Since generative artificial intelligence captured popular imagination a year or two ago, I've heard a lot about "supercharging your productivity with AI" (Microsoft 365), "re-igniting productivity and inclusive income growth" (McKinsey) and the like.
The degree to which computing technology increases productivity is actually a long-standing question in economics, going at least as far back as the 1980s, when economist Robert Solow famously observed "we can see computers everywhere except in the productivity statistics." More recently, the OECD's Digitalisation and Productivity report (2019) observed
Digital technologies are transforming our economies and seem to offer a vast potential to enhance the productivity of firms. However, despite ongoing digitalisation, productivity growth has declined sharply across OECD countries over the past decades.
To be specific, economists define productivity as the ratio of economic output to input resources (labour, raw materials, and so on). Labour productivity is the economic output from an hour of work and total factor productivity is the economic output from all input resources. The higher the productivity of an organisation (a "firm" in economics jargon) or a country, the more goods and services that organisation or country can produce with same amount of work and raw materials. Productivity growth is the increase in productivity from year to year due to technological advances, improved work processes, and so on. Economists and political leaders like to see high productivity growth because it increases the number and quality of goods and services available.
Numerous academic studies have tried to answer to the question of whether and how computing technology affects productivity growth, most recently surveyed by Khuong Vu and colleagues (2020) and Stefan Schweikl and Robert Obermaier (2020).
Both reviews agree that studies prior to the 1990s show little impact of computing technology on productivity growth within firms, but they differ slightly on what happened from about 2005 or so. Vu and colleagues say that productivity growth due to computing has increased since the mid-1990s, and are confident enough to say that no more studies are necessary to show that computing has a positive impact on productivity growth; research should now focus on the mechanisms by which this impact is made. Schweikl and Obermaier agree that productivity growth due to computing increased significantly from the mid-1990s, but agree with the OECD report that productivity growth has decelerated since the mid-2000s. These two interpretations can be reconciled by observing that Vu and colleagues treat 1997-2017 as a single period, which includes the high-impact 1997-2007 period, meaning the whole 1997-2017 period shows greater impact than the 1977-1997 period.
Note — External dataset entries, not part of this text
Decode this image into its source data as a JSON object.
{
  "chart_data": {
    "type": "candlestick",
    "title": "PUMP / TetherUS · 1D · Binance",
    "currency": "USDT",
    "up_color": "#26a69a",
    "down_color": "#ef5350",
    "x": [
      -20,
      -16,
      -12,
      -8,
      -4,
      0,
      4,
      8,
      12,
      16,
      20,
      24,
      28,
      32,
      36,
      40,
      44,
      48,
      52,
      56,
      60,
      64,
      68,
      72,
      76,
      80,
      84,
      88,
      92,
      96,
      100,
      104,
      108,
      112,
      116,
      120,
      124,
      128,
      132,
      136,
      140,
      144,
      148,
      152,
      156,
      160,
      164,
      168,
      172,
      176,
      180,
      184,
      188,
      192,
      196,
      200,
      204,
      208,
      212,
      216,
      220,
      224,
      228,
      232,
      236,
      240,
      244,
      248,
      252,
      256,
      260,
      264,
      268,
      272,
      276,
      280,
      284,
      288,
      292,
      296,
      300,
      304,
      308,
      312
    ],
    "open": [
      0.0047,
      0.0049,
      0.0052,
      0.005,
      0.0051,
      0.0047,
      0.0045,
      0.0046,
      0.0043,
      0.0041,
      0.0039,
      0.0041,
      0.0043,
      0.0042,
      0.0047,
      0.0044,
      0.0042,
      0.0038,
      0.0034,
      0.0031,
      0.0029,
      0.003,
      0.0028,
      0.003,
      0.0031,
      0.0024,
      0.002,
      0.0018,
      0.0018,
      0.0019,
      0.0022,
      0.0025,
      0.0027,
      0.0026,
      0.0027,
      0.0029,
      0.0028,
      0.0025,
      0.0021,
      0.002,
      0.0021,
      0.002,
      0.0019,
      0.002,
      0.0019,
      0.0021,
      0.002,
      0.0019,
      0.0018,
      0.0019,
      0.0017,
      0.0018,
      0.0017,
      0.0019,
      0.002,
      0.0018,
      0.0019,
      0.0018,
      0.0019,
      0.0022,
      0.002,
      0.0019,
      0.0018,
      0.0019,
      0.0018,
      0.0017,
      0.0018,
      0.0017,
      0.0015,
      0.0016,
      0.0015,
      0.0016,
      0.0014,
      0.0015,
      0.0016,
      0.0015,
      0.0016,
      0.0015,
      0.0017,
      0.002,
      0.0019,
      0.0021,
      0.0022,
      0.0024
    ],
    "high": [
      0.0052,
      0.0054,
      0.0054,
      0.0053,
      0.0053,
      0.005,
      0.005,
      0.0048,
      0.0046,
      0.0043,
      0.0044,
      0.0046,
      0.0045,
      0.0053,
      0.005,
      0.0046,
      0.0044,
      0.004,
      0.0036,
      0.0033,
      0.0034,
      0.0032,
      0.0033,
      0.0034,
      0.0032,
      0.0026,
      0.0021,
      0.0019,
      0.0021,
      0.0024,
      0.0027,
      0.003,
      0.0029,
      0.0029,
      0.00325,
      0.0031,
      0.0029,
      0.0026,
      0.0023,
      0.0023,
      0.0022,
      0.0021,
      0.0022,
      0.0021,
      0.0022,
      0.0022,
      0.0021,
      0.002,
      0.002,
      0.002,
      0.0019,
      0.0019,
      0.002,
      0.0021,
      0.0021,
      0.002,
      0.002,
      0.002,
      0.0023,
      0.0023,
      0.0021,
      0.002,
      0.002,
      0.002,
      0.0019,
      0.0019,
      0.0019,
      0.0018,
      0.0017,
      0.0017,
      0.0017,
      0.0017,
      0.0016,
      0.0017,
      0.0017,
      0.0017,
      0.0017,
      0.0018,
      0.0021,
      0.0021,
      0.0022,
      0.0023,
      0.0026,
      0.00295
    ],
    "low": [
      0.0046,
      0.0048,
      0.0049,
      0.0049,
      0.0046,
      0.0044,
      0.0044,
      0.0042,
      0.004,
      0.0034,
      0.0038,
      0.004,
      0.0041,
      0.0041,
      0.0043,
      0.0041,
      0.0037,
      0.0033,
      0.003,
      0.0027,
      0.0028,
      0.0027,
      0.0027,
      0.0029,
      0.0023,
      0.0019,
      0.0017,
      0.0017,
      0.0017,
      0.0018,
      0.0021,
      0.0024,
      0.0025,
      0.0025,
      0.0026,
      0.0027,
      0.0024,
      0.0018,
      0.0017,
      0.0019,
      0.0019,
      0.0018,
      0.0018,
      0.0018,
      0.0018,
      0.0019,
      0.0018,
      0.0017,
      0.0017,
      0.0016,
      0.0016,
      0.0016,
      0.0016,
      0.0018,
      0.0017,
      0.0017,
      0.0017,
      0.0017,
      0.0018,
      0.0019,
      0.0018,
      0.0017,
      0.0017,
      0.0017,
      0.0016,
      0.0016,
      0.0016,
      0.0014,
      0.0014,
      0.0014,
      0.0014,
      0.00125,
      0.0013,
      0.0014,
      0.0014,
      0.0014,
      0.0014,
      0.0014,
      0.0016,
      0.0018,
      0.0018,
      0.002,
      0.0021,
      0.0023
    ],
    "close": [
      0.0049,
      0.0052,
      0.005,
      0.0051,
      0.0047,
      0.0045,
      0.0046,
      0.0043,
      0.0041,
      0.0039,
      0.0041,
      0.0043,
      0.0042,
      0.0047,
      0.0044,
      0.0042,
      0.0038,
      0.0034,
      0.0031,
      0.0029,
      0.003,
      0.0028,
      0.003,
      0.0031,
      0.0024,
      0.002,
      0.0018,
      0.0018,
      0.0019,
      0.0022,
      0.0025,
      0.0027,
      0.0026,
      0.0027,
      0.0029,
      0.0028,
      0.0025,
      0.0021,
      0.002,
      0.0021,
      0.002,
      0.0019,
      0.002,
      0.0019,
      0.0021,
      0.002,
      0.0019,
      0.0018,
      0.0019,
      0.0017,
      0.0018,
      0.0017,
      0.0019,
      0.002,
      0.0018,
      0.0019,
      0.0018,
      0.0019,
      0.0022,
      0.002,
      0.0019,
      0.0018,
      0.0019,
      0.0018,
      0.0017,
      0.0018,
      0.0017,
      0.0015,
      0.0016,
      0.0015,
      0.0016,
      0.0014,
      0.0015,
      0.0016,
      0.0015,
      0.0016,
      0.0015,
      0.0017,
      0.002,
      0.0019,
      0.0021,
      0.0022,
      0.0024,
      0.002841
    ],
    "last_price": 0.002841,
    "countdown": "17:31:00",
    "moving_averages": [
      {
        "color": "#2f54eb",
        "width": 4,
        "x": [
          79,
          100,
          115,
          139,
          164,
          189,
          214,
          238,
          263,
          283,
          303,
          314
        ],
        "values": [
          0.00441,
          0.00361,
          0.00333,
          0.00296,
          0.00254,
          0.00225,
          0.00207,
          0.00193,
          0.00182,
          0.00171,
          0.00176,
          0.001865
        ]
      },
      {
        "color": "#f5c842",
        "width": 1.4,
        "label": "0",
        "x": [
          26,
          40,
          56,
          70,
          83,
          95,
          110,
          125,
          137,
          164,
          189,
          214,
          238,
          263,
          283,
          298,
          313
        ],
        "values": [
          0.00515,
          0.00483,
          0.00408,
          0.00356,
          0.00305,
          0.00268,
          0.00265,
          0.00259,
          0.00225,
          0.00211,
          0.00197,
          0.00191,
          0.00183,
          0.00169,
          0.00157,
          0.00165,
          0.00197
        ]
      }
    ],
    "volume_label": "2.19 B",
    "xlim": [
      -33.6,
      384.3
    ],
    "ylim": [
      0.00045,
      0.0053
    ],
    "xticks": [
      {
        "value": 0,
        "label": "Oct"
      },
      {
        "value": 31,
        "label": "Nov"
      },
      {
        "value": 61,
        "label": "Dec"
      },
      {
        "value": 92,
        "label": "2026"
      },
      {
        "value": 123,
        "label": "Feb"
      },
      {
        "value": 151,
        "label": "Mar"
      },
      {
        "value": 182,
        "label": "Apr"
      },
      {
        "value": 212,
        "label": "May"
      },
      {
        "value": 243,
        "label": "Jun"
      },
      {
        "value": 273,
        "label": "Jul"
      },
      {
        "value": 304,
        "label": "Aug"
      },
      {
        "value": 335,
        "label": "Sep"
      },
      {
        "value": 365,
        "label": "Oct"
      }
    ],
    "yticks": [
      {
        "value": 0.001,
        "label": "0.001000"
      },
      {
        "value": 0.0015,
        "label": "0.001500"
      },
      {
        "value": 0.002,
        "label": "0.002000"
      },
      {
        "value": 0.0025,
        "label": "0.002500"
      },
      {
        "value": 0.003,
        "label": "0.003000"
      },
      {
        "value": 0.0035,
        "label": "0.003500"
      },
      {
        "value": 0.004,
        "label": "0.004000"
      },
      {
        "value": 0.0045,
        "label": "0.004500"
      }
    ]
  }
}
I will therefore accept Schweikl and Obermaier's characterisation as being broadly correct.
Schwiekl and Obermaier say that few studies exist that might explain the deceleration of productivity growth observed between the mid-2000s and the time of their study, but identify four broad explanations proposed for the Solow Paradox of the 1980s:
- the length of time required for organisations to learn to apply computing technology effectively;
- difficulties in measuring either input or output factors;
- exaggerated expectations (that is, computing technology simply isn't as effective as its proponents supposed); and
- lack of complementary investment required to effectively deploy and use computing technology.
The OECD report appears to be in the last camp. It argues that productivity gains have varied widely from firm to firm, concluding that "firms having better access to key technical, managerial and organisational skills have benefitted more than other firms". The report therefore recommends training in skills that would improve use of computing technology and development of strategies to better "reallocate" capital and workers to more productive firms.
None of the views imply that the mere existence of computers, artificial intelligence, or anything else automatically leads to explosions in productivity. Most obviously, the "learning curve" and "complementary investments" explanations suppose that technology needs to be accompanied with training, experimentation, business transformations and the like to make effective use of the new technology. The "exaggerated expectations" explanation supposes that the productivity growth we're getting now is about as good as we can reasonably expect (including whatever training, etc., we might do). The "mismeasurement" explanation supposes that productivity growth might exist but that it can't be measured by the tools that economists currently have—but if we can't measure it, how can we say that it exists?
We can't yet know whether artificial intelligence or any other technology will bring back productivity growth like that of the late 1990s and early 2000s. It should be said that even low productivity growth is better than no productivity growth at all (assuming that what you're producing is a good thing)—it just means that productivity is merely "improving" rather than "supercharging".
References
Organisation for Economic Cooperation and Development (2019). Digitalisation and Productivity: A Story of Complementarities.
Stefan Schweikl and Robert Obermaier (2020). Lessons from Three Decades of IT Productivity Research: Towards a Better Understanding of IT-induced Productivity Effects. Management Review Quarterly 70, pages 461–507.
Khuong Vu, Payam Hanafizadeh and Erik Bohlin (2020). ICT as a Driver of Economic Growth: A Survey of the Literature and Directions for Future Research. Telecommunication Policy 44(2), article 101912.